Les femmes d’action au cinéma … des hommes comme les autres ?

Le cinéma a mis les femmes d'action en bonne place dans l'immense bazar de l'imaginaire occidental. De princesses de conte de fée en icônes postmodernes, de délinquantes en justicières, de flingueuses en amoureuses, le 7e art joue à l'envi de la féminité et de ses possibles… Loin des Pénélopes soumises et effarouchées, ces héroïnes de choc qui mêlent séduction et exploits physiques, glamour et arts du combat flirtent délicieusement avec toutes nos ambivalences.

Une femme d’action, qu’est-ce que c’est ?

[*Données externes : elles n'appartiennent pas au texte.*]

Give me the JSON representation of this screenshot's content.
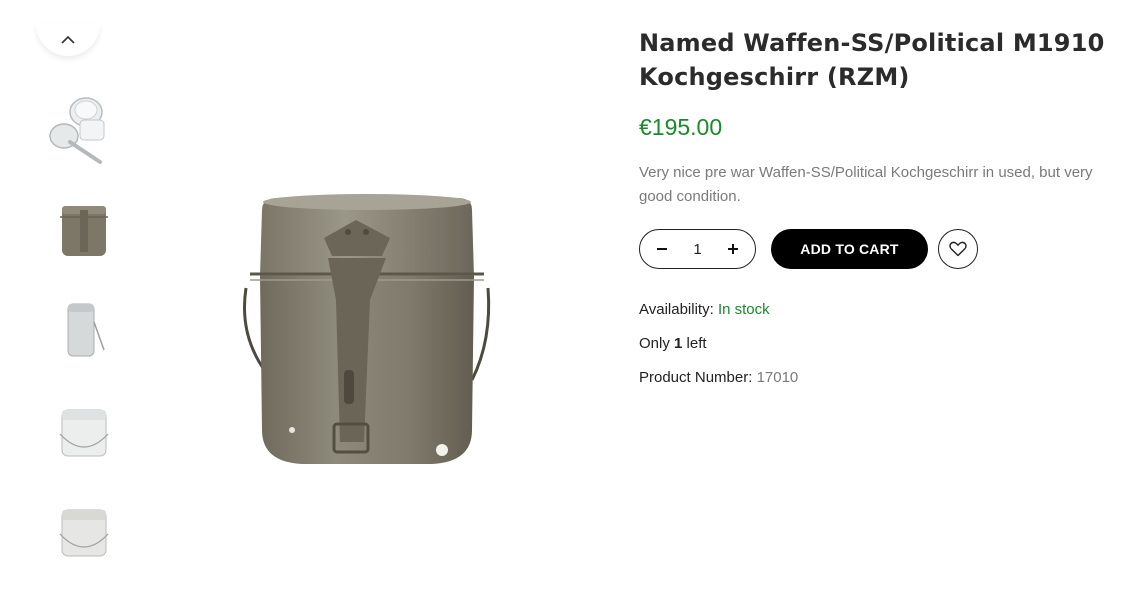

Déjà, le trouble de la définition montre l’ambiguïté du personnage. Est-ce simplement une femme de pouvoir ? Quelqu’un qui se bat ou qui donne des ordres? L’homme d’action, lui, n’a pas de problème d’identité. Tout le monde sait qu’il tue du méchant, conduit vite, distribue des coups de poing et sauve des demoiselles en détresse.

Raphaëlle Moine, professeur d’études cinématographiques à la Sorbonne, a publié chez Armand Colin un passionnant ouvrage sur les femmes d’action dans le cinéma grand public. Elle s’est intéressée à ces femmes qu’elle définit comme « s’engageant physiquement dans l’action » et faisant « un usage autrefois connoté masculin de leur corps ».

Certains films ont des ambitions critiques, féministes mais beaucoup exploitent simplement la figure de la femme d’action parce qu’elle est populaire et modernise le personnage féminin érotisé.

C’est particulièrement net dans les films postérieurs aux années 2000, comme les « Charlie’s Angels » ou « Lara Croft« . Ces « babes in arms » (« poupées armées ») combinent les armes de la séduction et du combat. Ce sont des créatures de rêve, des dominatrices sexy qui peuvent flatter les fantasmes masochistes des spectateurs masculins.

Par rapport à des figures plus fortes comme l’était Ripley dans « Alien« , cela peut être considéré comme un recul.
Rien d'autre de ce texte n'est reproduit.